İYİ Parti Genel Başkanı Meral Akşener bölge istişare toplantısı için geldiği Balıkesir’de 2024 yılında yapılacak yerel seçimlerde partisinden belediye başkan adayı olan 4 ismi açıkladı. Büyükşehir Belediye Başkanlığı için ismi geçen İYİ Parti Milletvekili Turhan Çömez ile ilgili soruyu yanıtlayan Meral Akşener, “Yorum yok” ifadesini kullandı.

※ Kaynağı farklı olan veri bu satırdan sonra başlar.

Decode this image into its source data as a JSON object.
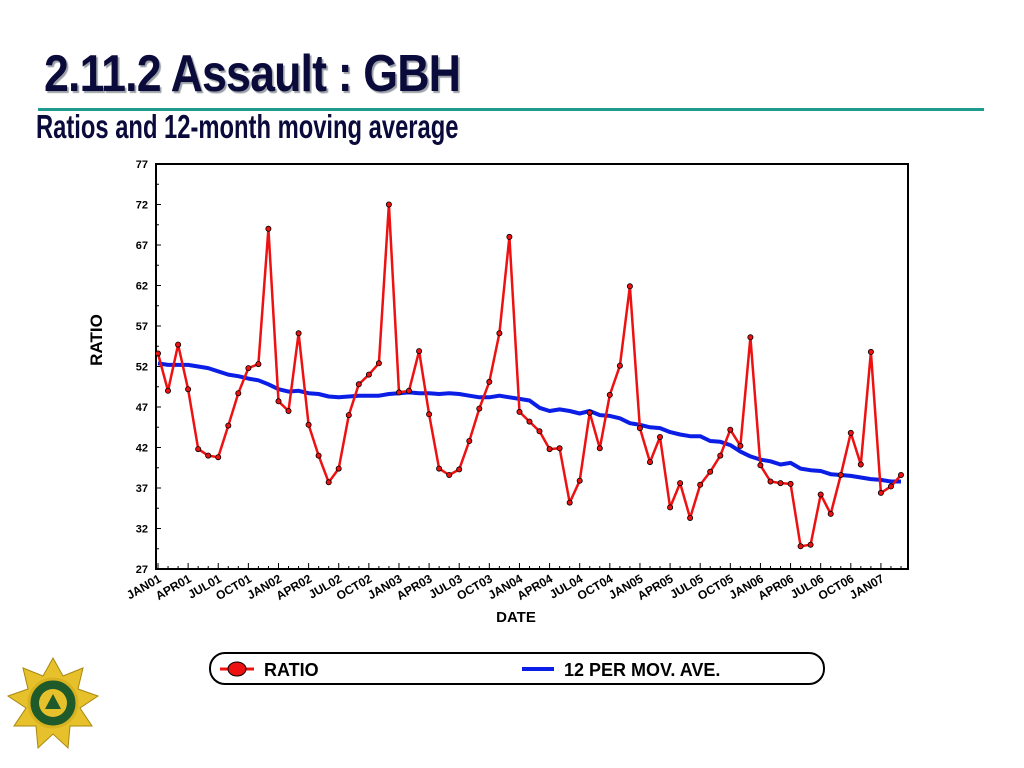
{
  "slide": {
    "title": "2.11.2 Assault : GBH",
    "subtitle": "Ratios and 12-month moving average"
  },
  "colors": {
    "ratio": "#ee1111",
    "moving_average": "#0a1ee6",
    "title": "#0b0b3b",
    "rule": "#1c9b8e"
  },
  "chart_data": {
    "type": "line",
    "xlabel": "DATE",
    "ylabel": "RATIO",
    "ylim": [
      27,
      77
    ],
    "yticks": [
      27,
      32,
      37,
      42,
      47,
      52,
      57,
      62,
      67,
      72,
      77
    ],
    "tick_labels": [
      "JAN01",
      "APR01",
      "JUL01",
      "OCT01",
      "JAN02",
      "APR02",
      "JUL02",
      "OCT02",
      "JAN03",
      "APR03",
      "JUL03",
      "OCT03",
      "JAN04",
      "APR04",
      "JUL04",
      "OCT04",
      "JAN05",
      "APR05",
      "JUL05",
      "OCT05",
      "JAN06",
      "APR06",
      "JUL06",
      "OCT06",
      "JAN07"
    ],
    "x_range": [
      "JAN01",
      "JAN07"
    ],
    "grid": false,
    "legend_position": "bottom",
    "series": [
      {
        "name": "RATIO",
        "marker": "circle",
        "values": [
          53.6,
          49.0,
          54.7,
          49.2,
          41.8,
          41.0,
          40.8,
          44.7,
          48.7,
          51.8,
          52.3,
          69.0,
          47.7,
          46.5,
          56.1,
          44.8,
          41.0,
          37.7,
          39.4,
          46.0,
          49.8,
          51.0,
          52.4,
          72.0,
          48.8,
          49.0,
          53.9,
          46.1,
          39.4,
          38.6,
          39.3,
          42.8,
          46.8,
          50.1,
          56.1,
          68.0,
          46.4,
          45.2,
          44.0,
          41.8,
          41.9,
          35.2,
          37.9,
          46.3,
          41.9,
          48.5,
          52.1,
          61.9,
          44.4,
          40.2,
          43.3,
          34.6,
          37.6,
          33.3,
          37.4,
          39.0,
          41.0,
          44.2,
          42.2,
          55.6,
          39.8,
          37.8,
          37.6,
          37.5,
          29.8,
          30.0,
          36.2,
          33.8,
          38.6,
          43.8,
          39.9,
          53.8,
          36.4,
          37.2,
          38.6
        ]
      },
      {
        "name": "12 PER MOV. AVE.",
        "values": [
          52.4,
          52.2,
          52.2,
          52.2,
          52.0,
          51.8,
          51.4,
          51.0,
          50.8,
          50.5,
          50.3,
          49.8,
          49.2,
          48.9,
          49.0,
          48.7,
          48.6,
          48.3,
          48.2,
          48.3,
          48.4,
          48.4,
          48.4,
          48.6,
          48.7,
          48.8,
          48.7,
          48.7,
          48.6,
          48.7,
          48.6,
          48.4,
          48.2,
          48.2,
          48.4,
          48.2,
          48.0,
          47.8,
          46.9,
          46.5,
          46.7,
          46.5,
          46.2,
          46.5,
          46.0,
          45.9,
          45.6,
          45.0,
          44.8,
          44.5,
          44.4,
          43.9,
          43.6,
          43.4,
          43.4,
          42.8,
          42.7,
          42.3,
          41.5,
          40.9,
          40.5,
          40.3,
          39.9,
          40.1,
          39.4,
          39.2,
          39.1,
          38.7,
          38.6,
          38.5,
          38.3,
          38.1,
          38.0,
          37.8,
          37.8
        ]
      }
    ]
  }
}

Türkiye’de her seçim öncesinde toplumun kutuplaştırılmak istendiğini öne süren İYİ Parti Genel Başkanı Meral Akşener 2024 seçimlerinde de toplumun İsrail-Filistin savaşı üzerinden kutuplaştırılmaya çalışıldığını iddia etti. Cumhurbaşkanı Recep Tayyip Erdoğan’ın Hamas’la ilgili açıklamalarını değerlendiren Akşener, İsrail ile Filistin arasındaki çatışmalara neden olan Hamas’ın ilk yaptığı hamlenin terör olduğunu kaydederken, “Hamas terör örgütüdür, Netanyahu katildir” diye konuştu. “Bütün vukuatlarım Balıkesir’de oldu”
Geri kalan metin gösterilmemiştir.